Cet état de fait n’était toutefois pas en mesure de compromettre sérieusement les chances de Bellounis. Le « hic » restait surtout les dissensions intestines qui secouaient l’armée algérienne.

Peut être est il trop facile de juger à postériori. Mais il nous semble surprenant que Si Mohamed qui se trouvait tout de même dans une situation assez critique du fait de la rupture de la trêve n’ait pas voulu nouer la conciliation. Bien au contraire, il vit, dans l’emploi de la force intransigeante, un moyen de renforcer son prestige et son autorité. Devant cette attitude, plusieurs officiers, partisans du programme Meftha, rejoignirent ce dernier dans la région de Boukhil Ouled Djellal. Il restait bien sûr de nombreux gradés toujours fidèles aux ordres de leur général.
Bellounis pris alors une décision grave : il ordonna parmi les unités qui lui restaient en mains une épuration systématique. Ceux qui, à un moment de leur vie ont été combattants « irréguliers » ont peut être une notion de ce qu’est une épuration dans un maquis. En général, les formalités de justice sont assez réduites. La presse en a relaté quelques exemples, comme celui d’Afkadou, travail accompli il est vrai par un maître en la matière, Amirouche.
Sans être particulièrement forcenée, la répression du chef de l’ANPA ne fut pas pour autant bénigne. Nombre d’hommes payèrent de leur vie leur amitié trop prononcée avec les « rebelles ». Il serait exagéré de parler de cette occasion de mécontentement ouvert parmi les troupes ; mais il y régnait du moins un certain état de tension et à cette époque on ne comptait pas ceux qui en permanence avaient une cartouche engagée dans le canon de leur arme, prêt à toutes éventualités.
Il y eut quelques cas où des petits groupes d’une dizaine, voire vingt combattants disparurent avec armes et bagage, préférant la fuite à une balle dans la tête.
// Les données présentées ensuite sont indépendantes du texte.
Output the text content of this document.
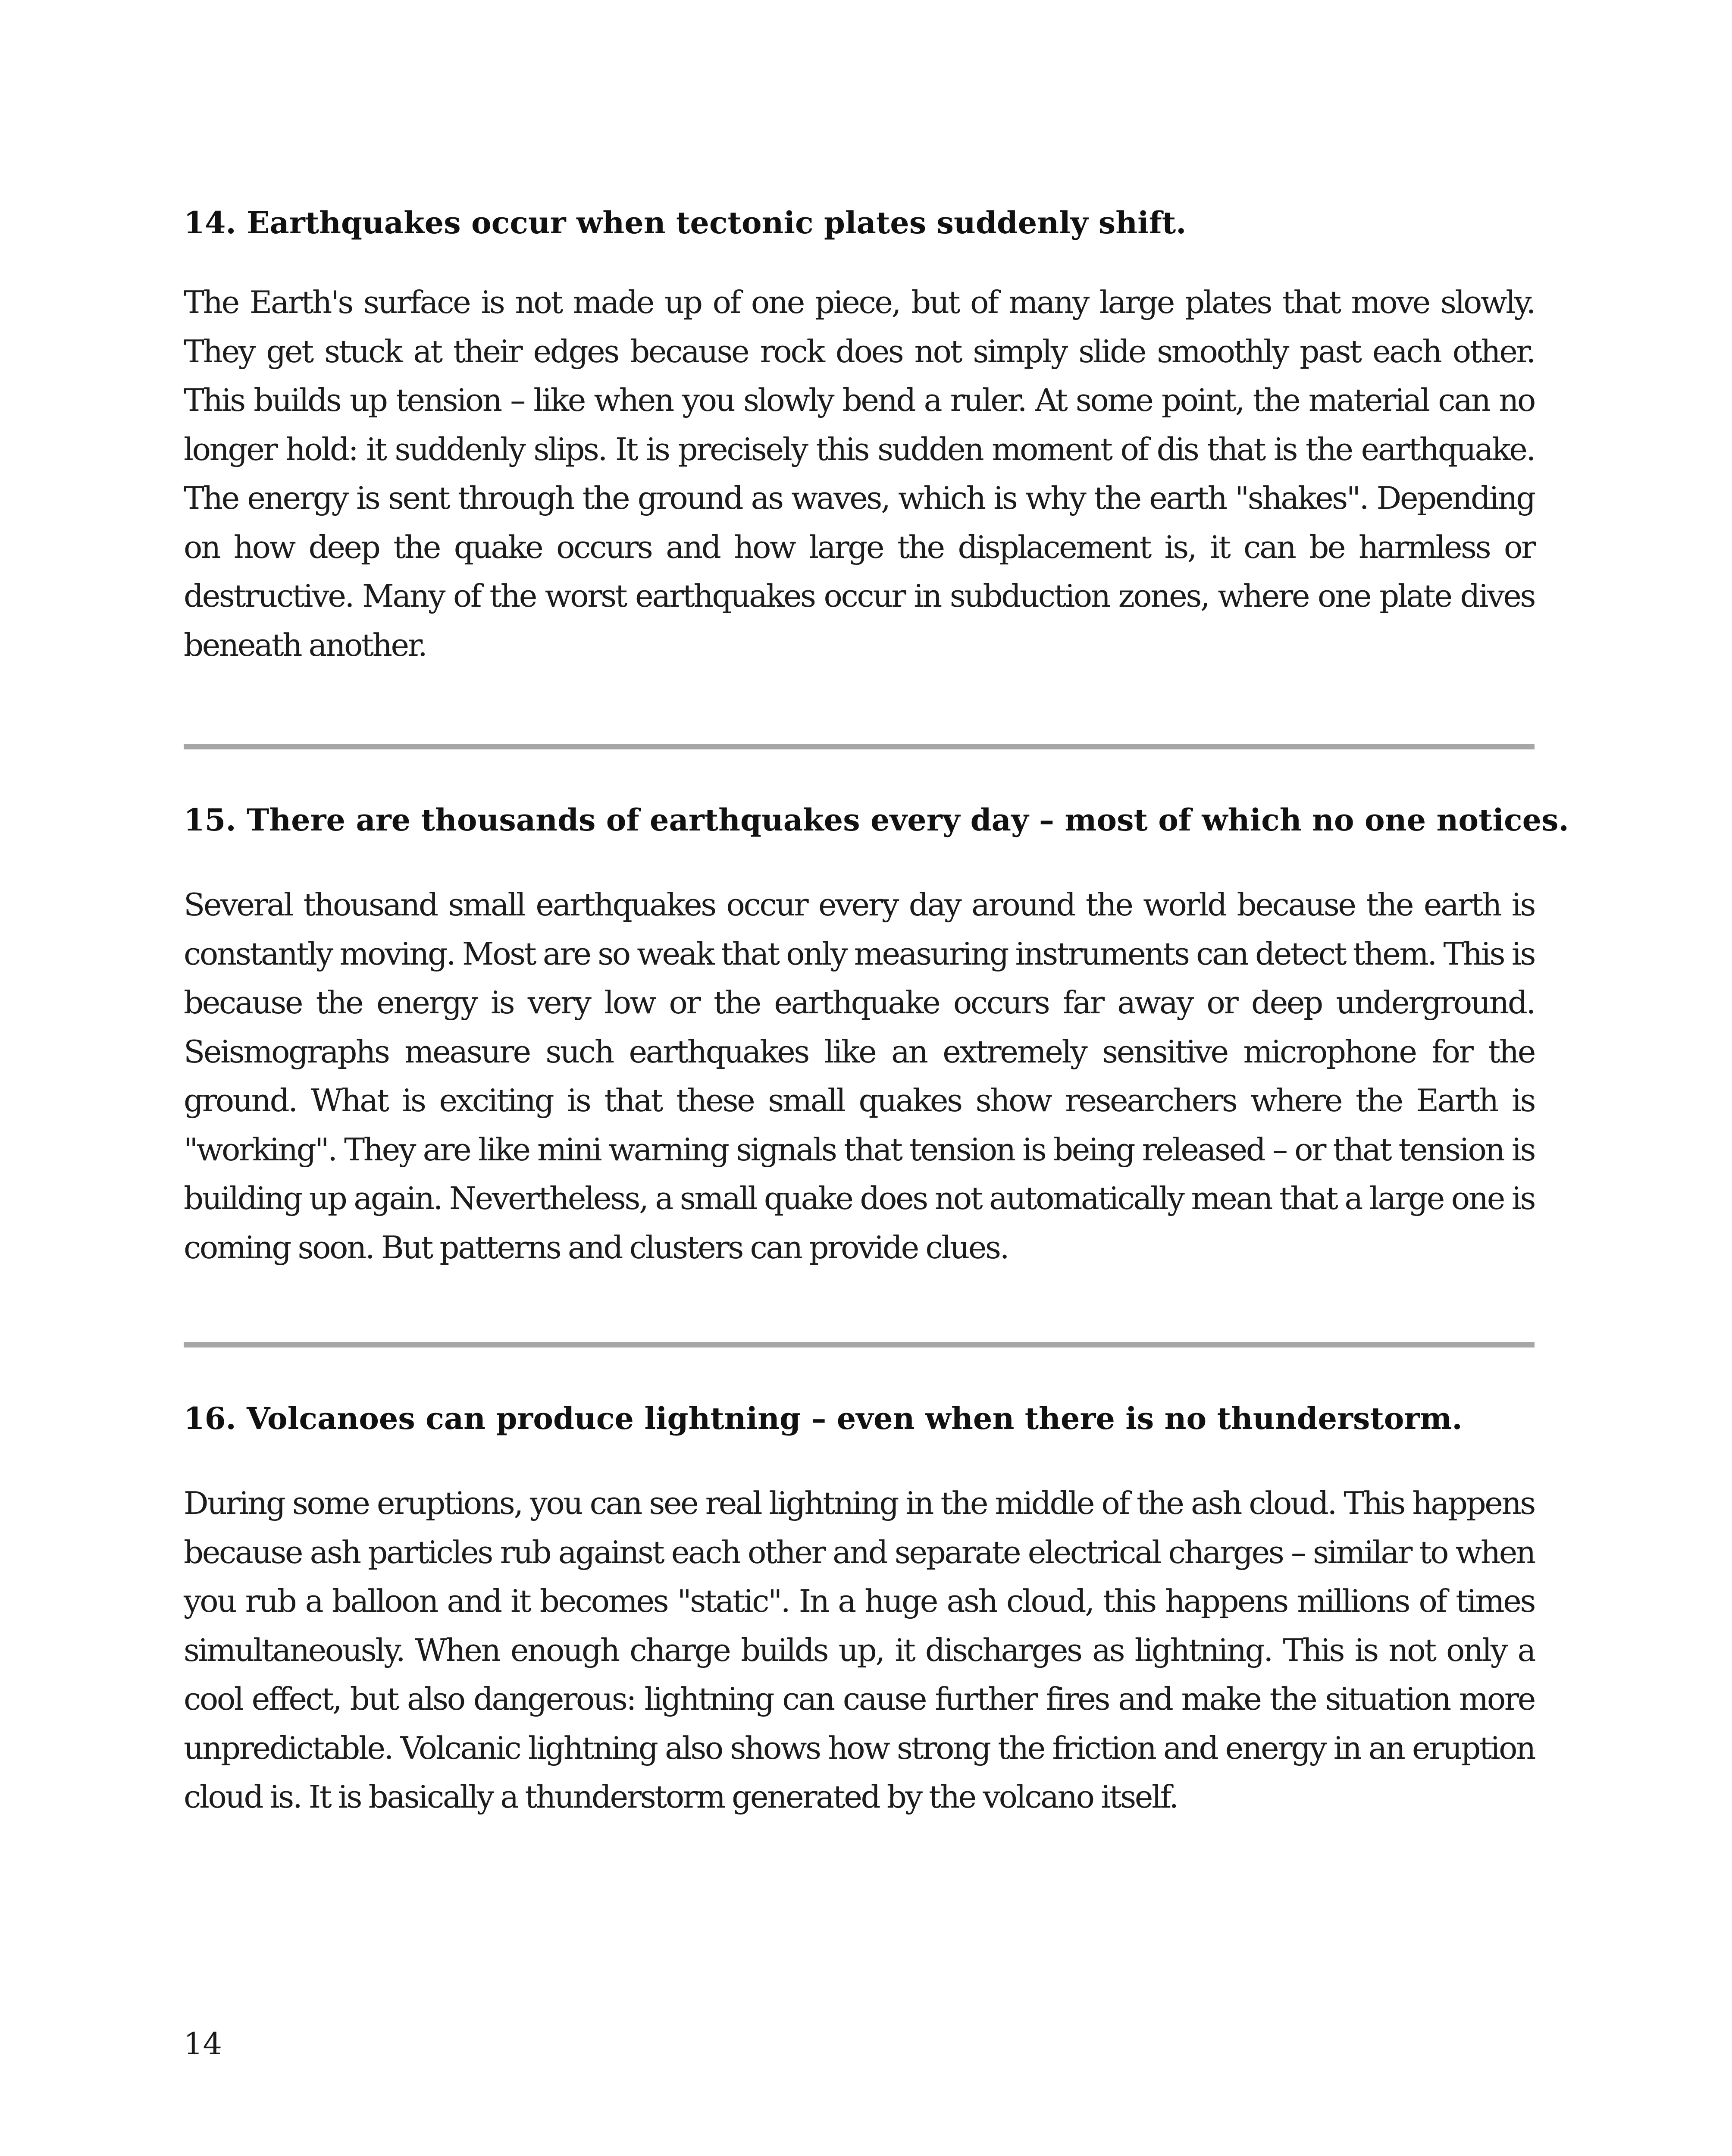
14. Earthquakes occur when tectonic plates suddenly shift.

The Earth's surface is not made up of one piece, but of many large plates that move slowly. They get stuck at their edges because rock does not simply slide smoothly past each other. This builds up tension – like when you slowly bend a ruler. At some point, the material can no longer hold: it suddenly slips. It is precisely this sudden moment of dis that is the earthquake. The energy is sent through the ground as waves, which is why the earth "shakes". Depending on how deep the quake occurs and how large the displacement is, it can be harmless or destructive. Many of the worst earthquakes occur in subduction zones, where one plate dives beneath another.

15. There are thousands of earthquakes every day – most of which no one notices.

Several thousand small earthquakes occur every day around the world because the earth is constantly moving. Most are so weak that only measuring instruments can detect them. This is because the energy is very low or the earthquake occurs far away or deep underground. Seismographs measure such earthquakes like an extremely sensitive microphone for the ground. What is exciting is that these small quakes show researchers where the Earth is "working". They are like mini warning signals that tension is being released – or that tension is building up again. Nevertheless, a small quake does not automatically mean that a large one is coming soon. But patterns and clusters can provide clues.

16. Volcanoes can produce lightning – even when there is no thunderstorm.

During some eruptions, you can see real lightning in the middle of the ash cloud. This happens because ash particles rub against each other and separate electrical charges – similar to when you rub a balloon and it becomes "static". In a huge ash cloud, this happens millions of times simultaneously. When enough charge builds up, it discharges as lightning. This is not only a cool effect, but also dangerous: lightning can cause further fires and make the situation more unpredictable. Volcanic lightning also shows how strong the friction and energy in an eruption cloud is. It is basically a thunderstorm generated by the volcano itself.

14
Le mois de juin passa sans améliorer cette situation. Un tiers environ des effectifs avait alors rejoint Meftha. Avec le reste, Bellounis tentait tant bien que mal de tenir les différents secteurs bien que ne pouvant disposer d’une bonne moitié de ses troupes chargées de neutraliser Meftha et ses hommes. La tâche du général devenait donc difficile, d’autant plus que l’armée française de don côté ne restait pas inactive. Dans la région de Bou-Saâda, Paule Gazelle, de Djelfa, etc, les heurts étaient presque quotidiens.
Le « général en chef » pour sa part, revenant à la vieille tactique du maquis qui lui avait bien réussi, se déplaçait, accompagnée d’une faible escorte de gardes du corps fidèles à toutes épreuves, à l’intérieur de sa zone et plus particulièrement entre Djelfa et Bou-Saâda. C’est à cette époque que les responsables frontistes de la Wilaya IV (Palestro, Gorges de la Chiffa) lui aurait envoyé des émissaires afin de lui proposer la paix. Bellounis se serait contenté de les écouter et les aurait laissé repartir. Ce fait dénoterait d’une importante évolution du général, car il fut un temps ou les FLN n’auraient gagné que leur mort à faire un tel voyage.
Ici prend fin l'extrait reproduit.